Il souhaite notamment que les partenaires sociaux consacrent "une part significative" des fonds qu'ils gèrent -5,7 milliards d'euros-, à ces publics qui ont souvent des difficultés pour accéder à une formation.

La négociation ne porte en effet que sur ces 5,7 milliards d'euros gérés paritairement, et financés par les cotisations patronales pour la formation, alors que la formation professionnelle représente au total 27,1 milliards, financés par les entreprises, l'Etat et les régions (chiffres 2006).

Syndicats et patronat, qui ne souhaitent pas réviser en profondeur leur précédent accord de 2003, signé à l'unanimité, ont surtout proposé des "améliorations".

Mardi, ils discutaient notamment de "11 points clés" qui devaient être débattus pour parvenir à un accord, a précisé Jean-François Pilliard (Medef).

Parmi ces points-clé, figure la création d'un "fonds paritaire de sécurisation des parcours professionnels" (FPSPP), destiné à financer les actions destinées à améliorer la qualification ou la requalification des demandeurs d'emploi et des salariés les moins qualifiés.
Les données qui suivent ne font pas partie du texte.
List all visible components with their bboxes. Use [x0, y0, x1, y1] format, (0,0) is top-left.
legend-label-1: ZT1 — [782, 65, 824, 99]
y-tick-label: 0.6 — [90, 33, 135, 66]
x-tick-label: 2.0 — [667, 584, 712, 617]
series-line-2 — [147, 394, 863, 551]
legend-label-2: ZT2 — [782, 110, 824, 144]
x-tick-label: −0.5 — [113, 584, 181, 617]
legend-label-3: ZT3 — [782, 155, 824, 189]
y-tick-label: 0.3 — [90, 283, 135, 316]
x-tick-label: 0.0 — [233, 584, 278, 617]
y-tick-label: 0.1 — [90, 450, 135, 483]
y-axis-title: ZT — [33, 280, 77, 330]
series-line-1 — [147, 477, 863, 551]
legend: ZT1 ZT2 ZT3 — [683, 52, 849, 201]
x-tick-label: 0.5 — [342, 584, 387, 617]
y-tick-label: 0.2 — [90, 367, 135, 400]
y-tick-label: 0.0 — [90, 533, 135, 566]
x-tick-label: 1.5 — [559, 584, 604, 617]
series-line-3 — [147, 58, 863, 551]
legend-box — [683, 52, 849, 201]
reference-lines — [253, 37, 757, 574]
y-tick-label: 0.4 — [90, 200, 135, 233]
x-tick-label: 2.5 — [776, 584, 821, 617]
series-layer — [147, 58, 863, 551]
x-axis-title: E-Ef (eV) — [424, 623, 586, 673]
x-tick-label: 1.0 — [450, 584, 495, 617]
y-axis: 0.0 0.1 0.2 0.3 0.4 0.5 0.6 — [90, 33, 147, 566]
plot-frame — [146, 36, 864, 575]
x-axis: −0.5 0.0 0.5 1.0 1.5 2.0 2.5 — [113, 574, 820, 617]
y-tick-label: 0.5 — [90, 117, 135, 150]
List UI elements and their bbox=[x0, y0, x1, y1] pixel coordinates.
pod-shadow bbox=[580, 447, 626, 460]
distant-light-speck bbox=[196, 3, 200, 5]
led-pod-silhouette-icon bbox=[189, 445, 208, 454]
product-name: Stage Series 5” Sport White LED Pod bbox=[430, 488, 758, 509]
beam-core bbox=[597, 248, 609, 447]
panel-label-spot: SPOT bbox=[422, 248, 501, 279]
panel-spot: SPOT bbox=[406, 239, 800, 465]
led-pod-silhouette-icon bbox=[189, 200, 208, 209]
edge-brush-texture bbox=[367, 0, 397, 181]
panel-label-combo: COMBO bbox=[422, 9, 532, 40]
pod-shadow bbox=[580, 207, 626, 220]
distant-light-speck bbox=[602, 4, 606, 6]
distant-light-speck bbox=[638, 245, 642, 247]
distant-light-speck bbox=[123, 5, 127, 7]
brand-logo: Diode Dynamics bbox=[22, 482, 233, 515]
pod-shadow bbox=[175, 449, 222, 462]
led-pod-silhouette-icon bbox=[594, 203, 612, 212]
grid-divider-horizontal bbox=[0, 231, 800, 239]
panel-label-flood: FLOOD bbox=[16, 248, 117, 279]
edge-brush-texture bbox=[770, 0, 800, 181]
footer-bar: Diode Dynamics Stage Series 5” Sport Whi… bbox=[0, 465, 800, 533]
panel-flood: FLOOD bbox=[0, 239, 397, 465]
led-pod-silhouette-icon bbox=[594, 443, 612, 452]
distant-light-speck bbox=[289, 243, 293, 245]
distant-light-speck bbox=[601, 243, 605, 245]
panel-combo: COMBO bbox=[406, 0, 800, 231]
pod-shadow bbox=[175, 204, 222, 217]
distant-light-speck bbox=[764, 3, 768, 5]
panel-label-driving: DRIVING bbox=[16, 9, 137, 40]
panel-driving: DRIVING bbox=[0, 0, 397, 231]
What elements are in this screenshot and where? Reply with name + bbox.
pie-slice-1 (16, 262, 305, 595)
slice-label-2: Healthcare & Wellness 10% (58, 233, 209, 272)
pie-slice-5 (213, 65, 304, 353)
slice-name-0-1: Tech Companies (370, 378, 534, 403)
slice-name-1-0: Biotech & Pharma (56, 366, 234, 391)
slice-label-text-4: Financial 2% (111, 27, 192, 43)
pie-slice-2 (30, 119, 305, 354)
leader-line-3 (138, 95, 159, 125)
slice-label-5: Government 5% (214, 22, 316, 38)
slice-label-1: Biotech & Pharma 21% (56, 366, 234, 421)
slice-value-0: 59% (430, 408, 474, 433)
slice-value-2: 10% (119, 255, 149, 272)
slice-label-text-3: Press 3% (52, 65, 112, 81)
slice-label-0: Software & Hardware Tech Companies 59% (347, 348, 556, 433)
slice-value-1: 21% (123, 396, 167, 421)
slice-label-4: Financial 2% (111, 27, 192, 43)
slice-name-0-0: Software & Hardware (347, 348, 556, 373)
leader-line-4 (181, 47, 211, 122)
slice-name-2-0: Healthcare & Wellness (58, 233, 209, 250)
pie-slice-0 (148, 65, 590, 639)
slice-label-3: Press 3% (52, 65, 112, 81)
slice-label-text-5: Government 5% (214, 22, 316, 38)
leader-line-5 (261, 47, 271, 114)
Seulement 10% des 5 millions de salariés sans diplôme ni qualification et des 700.000 demandeurs d'emploi non qualifiés accèdent à la formation, selon des chiffres officiels de 2007, a rappelé Annie Thomas (CFDT).

Selon elle, le patronat a proposé que le fonds serve à doubler ces chiffres (soit 20% des demandeurs d'emplois et de salariés non qualifiés), ce qui aboutirait à une somme d'au minimum 800 millions d'euros.

Précédemment, le patronat proposait que le fonds soit financé par 5% des sommes versées par les entreprises en cotisations obligatoire pour la formation (300 millions d'euros) et puisse aller jusqu'à 12% des contributions (800 millions d'euros), à titre conjoncturel, c'est-à-dire en fonction de la situation économique et sociale et des besoins de formation. Les partenaires sociaux n'avaient encore pas tranché sur le sujet mardi en fin d'après-midi.

Le texte en discussion prévoit aussi qu'un salarié victime d'une rupture du contrat de travail puisse conserver ses droits acquis en matière de droit individuel à la formation (Dif) pendant sa période de chômage ou s'il intègre une autre entreprise.

Il prévoit aussi d'ouvrir les "contrats de professionnalisation" (formation en alternance) aux publics les plus éloignés de l'emploi (en contrat aidés ou d'insertion, par exemple). Une "préparation opérationnelle à l'emploi", de 400 heures, permettant à un chômeur d'"acquérir le socle de compétences professionnelles nécessaire pour occuper un poste".

Il évoque aussi la possibilité d'une "formation initiale différée" d'une durée d'un an, pour ceux sortis sans qualification du système scolaire, ainsi que "l'acquisition et l'actualisation d'un socle de compétence" pour chaque salarié, qui intègrerait notamment l'aptitude de travailler en équipe, la maîtrise de l'informatique et la pratique de l'anglais ou d'une autre langue étrangère.